While Peter Grandich appeared to concede defeat, Jeb Handwerger at Gold Stock Trades warned against “capitulation.” Adrian Ash of BullionVault emphasized that he doesn’t make price predictions. But in a GoldSeek post he cautioned that bear market prognostications can become self-fulfilling prophecies. By dropping more than 20% from its peak, gold has in fact hit “the technical definition of a ‘bear’ (according to Wikipedia if no one else),” Ash wrote. “Such drops are certainly rare for gold since it began rising in 2001. But in both mid-2006 and again in late 2008 the gold price fell harder, down more than 25% and 33% respectively before resuming the upwards trend.”

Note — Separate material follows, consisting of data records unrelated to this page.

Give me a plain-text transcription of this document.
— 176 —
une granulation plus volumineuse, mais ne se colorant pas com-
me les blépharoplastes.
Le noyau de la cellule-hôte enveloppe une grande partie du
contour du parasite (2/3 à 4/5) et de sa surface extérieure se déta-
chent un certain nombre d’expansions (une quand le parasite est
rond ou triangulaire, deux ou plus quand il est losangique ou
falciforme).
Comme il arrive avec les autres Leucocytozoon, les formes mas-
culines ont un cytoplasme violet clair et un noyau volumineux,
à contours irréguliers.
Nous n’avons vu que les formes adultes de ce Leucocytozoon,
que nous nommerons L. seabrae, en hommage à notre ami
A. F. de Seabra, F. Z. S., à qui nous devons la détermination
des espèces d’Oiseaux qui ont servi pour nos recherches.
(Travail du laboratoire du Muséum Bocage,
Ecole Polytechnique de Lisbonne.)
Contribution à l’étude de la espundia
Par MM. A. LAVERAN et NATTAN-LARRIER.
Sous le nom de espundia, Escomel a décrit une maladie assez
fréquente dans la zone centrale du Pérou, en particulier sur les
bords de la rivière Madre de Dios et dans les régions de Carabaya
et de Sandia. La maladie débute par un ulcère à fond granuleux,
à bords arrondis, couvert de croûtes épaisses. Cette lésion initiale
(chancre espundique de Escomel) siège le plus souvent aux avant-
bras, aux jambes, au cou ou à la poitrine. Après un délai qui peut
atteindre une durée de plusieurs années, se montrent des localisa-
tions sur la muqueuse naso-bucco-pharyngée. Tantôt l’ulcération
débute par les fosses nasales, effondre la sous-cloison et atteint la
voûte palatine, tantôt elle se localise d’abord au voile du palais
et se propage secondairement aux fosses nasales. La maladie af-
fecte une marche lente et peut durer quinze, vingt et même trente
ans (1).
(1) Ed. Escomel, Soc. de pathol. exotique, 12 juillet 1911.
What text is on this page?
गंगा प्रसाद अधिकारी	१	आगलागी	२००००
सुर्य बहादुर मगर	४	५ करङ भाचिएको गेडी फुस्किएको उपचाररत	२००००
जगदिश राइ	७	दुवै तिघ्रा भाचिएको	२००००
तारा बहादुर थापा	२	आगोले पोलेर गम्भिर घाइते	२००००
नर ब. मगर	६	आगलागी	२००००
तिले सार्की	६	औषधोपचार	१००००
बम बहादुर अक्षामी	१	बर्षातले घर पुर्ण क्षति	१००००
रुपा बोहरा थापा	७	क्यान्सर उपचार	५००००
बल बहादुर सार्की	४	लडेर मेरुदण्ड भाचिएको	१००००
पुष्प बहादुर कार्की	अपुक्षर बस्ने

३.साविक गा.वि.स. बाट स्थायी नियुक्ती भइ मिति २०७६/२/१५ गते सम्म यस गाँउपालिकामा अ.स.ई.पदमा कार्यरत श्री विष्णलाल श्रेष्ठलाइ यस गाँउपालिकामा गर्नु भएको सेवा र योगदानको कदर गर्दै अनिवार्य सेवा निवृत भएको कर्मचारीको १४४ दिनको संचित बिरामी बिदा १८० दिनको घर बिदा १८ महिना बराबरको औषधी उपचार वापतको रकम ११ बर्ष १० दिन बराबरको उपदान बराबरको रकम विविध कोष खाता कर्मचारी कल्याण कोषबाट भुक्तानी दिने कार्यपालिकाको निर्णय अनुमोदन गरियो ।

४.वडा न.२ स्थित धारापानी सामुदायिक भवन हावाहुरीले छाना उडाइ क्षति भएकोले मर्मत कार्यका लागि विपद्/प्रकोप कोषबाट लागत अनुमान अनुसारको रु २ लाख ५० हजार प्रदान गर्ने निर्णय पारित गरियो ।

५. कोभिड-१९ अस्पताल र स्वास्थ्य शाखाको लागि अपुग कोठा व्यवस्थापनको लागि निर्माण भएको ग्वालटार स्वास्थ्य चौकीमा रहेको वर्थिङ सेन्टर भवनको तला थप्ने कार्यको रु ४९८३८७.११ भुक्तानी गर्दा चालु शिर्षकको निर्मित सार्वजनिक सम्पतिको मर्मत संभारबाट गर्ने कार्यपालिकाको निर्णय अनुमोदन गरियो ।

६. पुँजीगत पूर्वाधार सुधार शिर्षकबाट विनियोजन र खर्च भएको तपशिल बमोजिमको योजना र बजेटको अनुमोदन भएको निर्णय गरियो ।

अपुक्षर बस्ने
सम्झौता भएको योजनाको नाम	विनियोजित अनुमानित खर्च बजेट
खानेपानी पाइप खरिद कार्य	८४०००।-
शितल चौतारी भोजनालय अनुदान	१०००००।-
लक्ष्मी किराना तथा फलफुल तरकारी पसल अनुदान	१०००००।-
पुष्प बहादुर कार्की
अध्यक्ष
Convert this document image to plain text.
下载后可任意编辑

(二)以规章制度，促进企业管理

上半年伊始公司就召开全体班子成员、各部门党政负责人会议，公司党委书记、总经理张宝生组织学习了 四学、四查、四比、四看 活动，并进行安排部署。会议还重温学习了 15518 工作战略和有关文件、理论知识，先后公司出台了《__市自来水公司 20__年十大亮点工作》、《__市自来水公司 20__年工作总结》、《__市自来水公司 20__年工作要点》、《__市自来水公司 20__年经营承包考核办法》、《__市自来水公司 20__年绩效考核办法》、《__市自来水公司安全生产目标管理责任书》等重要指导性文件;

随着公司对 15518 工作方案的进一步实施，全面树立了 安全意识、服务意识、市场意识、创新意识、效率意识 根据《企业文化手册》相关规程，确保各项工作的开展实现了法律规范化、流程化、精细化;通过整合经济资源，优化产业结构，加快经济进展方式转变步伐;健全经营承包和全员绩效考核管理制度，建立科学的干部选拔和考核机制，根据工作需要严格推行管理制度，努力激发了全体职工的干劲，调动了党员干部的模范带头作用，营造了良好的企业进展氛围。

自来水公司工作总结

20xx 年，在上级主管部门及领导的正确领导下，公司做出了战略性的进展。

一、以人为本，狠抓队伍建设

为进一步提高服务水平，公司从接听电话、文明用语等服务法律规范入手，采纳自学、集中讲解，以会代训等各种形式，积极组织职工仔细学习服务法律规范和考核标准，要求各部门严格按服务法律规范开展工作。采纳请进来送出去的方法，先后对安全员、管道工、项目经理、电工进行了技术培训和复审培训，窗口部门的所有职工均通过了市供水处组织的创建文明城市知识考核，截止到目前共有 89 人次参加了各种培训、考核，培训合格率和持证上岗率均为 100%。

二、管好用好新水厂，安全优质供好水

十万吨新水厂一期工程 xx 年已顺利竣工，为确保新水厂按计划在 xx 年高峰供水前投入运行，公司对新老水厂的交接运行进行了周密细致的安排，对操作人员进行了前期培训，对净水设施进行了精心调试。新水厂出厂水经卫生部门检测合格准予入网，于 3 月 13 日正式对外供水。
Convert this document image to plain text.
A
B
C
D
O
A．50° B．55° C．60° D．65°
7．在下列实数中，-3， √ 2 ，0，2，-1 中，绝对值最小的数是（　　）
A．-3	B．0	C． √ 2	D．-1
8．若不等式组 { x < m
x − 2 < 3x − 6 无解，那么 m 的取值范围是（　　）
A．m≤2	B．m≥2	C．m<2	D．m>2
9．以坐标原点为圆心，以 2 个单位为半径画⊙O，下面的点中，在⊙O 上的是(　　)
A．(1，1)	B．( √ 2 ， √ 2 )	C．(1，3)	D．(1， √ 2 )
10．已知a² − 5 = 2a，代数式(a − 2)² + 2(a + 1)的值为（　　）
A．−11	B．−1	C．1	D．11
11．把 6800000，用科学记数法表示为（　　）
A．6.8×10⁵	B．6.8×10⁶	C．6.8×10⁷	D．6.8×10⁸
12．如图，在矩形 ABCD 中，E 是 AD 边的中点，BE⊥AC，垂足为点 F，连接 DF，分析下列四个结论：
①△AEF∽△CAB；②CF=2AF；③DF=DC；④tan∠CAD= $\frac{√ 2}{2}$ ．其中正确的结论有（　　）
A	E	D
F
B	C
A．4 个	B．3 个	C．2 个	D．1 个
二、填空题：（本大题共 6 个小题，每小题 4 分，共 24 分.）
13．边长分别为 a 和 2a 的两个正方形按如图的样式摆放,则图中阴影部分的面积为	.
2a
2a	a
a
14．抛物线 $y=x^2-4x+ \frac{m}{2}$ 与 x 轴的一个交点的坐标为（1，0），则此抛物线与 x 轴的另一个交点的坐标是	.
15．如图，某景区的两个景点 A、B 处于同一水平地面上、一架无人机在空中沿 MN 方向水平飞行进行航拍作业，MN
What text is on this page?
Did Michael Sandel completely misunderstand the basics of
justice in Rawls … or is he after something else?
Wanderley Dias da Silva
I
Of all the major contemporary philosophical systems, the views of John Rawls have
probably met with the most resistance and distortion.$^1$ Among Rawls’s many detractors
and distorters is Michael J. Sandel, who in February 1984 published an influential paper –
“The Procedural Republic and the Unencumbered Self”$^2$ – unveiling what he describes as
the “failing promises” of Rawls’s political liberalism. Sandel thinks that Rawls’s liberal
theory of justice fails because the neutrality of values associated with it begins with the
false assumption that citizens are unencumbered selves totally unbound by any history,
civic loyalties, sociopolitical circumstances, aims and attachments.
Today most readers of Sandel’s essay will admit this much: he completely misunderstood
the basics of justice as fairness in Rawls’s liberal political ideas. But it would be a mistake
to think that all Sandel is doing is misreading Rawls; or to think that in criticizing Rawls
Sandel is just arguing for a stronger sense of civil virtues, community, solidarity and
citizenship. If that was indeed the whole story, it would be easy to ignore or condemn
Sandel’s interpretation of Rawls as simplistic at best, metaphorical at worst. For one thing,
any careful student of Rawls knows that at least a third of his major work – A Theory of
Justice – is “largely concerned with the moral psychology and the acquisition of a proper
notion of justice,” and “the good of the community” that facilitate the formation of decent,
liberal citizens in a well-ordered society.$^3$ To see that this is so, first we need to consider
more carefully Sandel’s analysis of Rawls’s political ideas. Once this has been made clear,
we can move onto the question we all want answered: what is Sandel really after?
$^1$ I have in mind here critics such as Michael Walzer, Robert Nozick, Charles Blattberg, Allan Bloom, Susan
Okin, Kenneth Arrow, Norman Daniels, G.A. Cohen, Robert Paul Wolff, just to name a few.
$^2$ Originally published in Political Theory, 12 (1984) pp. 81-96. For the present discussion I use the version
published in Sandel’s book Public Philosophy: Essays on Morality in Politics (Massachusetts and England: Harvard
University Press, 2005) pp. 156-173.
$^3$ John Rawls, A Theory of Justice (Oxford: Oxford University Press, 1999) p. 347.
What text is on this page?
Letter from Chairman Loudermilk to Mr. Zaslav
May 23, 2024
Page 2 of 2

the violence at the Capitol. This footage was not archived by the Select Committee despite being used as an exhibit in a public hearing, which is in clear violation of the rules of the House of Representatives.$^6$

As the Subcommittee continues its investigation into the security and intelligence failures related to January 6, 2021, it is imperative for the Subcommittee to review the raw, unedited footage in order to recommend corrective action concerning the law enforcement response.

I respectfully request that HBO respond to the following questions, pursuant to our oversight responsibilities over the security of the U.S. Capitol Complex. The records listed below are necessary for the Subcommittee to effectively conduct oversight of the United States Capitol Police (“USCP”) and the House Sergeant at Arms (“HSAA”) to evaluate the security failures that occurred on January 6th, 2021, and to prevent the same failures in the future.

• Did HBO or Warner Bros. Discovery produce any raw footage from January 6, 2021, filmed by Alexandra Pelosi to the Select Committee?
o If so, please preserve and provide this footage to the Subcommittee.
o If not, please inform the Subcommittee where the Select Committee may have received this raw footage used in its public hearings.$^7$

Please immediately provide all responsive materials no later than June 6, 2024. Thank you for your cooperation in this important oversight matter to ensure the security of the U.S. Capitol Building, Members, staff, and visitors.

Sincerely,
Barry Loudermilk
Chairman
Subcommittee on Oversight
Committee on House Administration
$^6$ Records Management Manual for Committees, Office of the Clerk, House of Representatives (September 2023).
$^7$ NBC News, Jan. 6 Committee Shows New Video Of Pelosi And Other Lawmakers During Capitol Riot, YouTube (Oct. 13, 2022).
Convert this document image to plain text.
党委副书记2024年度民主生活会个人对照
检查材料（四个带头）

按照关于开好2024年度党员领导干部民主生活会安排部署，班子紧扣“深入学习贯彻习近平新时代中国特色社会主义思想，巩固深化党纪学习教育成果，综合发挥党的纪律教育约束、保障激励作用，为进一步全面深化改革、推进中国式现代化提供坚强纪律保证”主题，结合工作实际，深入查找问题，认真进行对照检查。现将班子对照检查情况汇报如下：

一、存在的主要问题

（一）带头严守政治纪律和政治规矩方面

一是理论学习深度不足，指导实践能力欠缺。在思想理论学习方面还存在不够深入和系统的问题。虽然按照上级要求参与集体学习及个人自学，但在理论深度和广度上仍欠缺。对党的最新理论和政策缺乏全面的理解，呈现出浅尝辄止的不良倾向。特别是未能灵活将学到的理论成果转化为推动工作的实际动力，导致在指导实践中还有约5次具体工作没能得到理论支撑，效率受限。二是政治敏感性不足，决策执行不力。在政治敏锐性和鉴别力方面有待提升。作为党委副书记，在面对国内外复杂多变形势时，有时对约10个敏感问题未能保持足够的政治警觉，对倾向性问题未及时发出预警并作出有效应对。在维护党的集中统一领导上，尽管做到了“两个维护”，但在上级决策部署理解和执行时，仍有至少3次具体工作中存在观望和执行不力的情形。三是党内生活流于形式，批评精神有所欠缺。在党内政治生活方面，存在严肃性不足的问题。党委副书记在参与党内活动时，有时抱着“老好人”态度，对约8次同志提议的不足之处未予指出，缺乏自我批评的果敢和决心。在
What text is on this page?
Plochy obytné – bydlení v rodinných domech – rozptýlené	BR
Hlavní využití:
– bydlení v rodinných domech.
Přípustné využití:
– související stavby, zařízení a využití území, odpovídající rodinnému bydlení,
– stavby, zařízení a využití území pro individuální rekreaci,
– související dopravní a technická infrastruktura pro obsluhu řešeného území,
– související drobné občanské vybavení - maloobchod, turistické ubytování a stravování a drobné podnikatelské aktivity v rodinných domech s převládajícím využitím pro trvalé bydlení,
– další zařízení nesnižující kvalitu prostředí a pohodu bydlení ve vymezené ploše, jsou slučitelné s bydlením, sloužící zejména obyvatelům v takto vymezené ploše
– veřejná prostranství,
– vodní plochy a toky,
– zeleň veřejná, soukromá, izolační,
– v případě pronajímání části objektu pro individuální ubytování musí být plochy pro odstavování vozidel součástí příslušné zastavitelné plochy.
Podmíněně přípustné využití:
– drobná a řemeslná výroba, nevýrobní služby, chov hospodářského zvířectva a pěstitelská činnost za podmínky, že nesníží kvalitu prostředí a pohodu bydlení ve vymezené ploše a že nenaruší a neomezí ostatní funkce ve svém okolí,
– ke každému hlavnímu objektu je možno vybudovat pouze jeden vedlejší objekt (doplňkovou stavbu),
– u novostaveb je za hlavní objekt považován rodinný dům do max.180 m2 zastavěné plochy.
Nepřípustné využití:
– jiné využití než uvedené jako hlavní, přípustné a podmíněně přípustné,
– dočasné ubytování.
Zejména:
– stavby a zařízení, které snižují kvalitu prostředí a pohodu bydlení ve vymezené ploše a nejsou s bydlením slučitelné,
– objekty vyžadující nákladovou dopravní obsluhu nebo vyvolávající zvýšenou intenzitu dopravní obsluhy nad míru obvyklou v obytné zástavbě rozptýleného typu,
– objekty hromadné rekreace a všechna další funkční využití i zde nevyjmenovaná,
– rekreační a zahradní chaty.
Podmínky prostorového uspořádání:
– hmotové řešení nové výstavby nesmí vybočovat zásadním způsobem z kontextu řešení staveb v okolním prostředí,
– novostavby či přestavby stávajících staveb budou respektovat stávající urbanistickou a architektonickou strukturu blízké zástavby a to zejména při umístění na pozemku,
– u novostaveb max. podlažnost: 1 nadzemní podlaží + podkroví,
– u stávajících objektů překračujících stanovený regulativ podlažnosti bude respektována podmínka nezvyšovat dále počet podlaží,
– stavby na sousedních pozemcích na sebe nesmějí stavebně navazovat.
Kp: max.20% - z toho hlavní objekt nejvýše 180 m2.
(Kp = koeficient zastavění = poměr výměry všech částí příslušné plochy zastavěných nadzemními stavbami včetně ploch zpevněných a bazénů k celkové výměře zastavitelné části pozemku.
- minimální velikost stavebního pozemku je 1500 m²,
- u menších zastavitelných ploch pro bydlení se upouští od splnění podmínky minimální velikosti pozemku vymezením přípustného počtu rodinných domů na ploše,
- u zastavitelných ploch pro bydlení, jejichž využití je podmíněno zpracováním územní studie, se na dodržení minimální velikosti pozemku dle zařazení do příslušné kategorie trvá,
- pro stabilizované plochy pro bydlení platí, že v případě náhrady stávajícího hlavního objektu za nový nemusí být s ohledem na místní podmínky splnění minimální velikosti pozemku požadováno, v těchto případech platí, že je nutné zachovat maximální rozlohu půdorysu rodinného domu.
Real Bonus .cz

A gold miner’s long-term optimism

Speaking to ResourceClips, QMX Gold TSX:QMX president/CEO Francois Perron looked at the past, the present and the longer term. “I think there’s a difference between a speculative run on gold, which is what I think we’re going through right now, and something that we experienced back in the early ‘80s, when the government increased real rates four or five hundred basis points,” he said. “Now real rates are still negative, inflation is moving, especially if you measure it the way it used to be measured, countries are running deficits, they’re monetizing their debts.

“People are freaked out by short-term factors. I think the longer term is amazingly bullish for gold. I’m still in the gold business and I’m glad to be there.”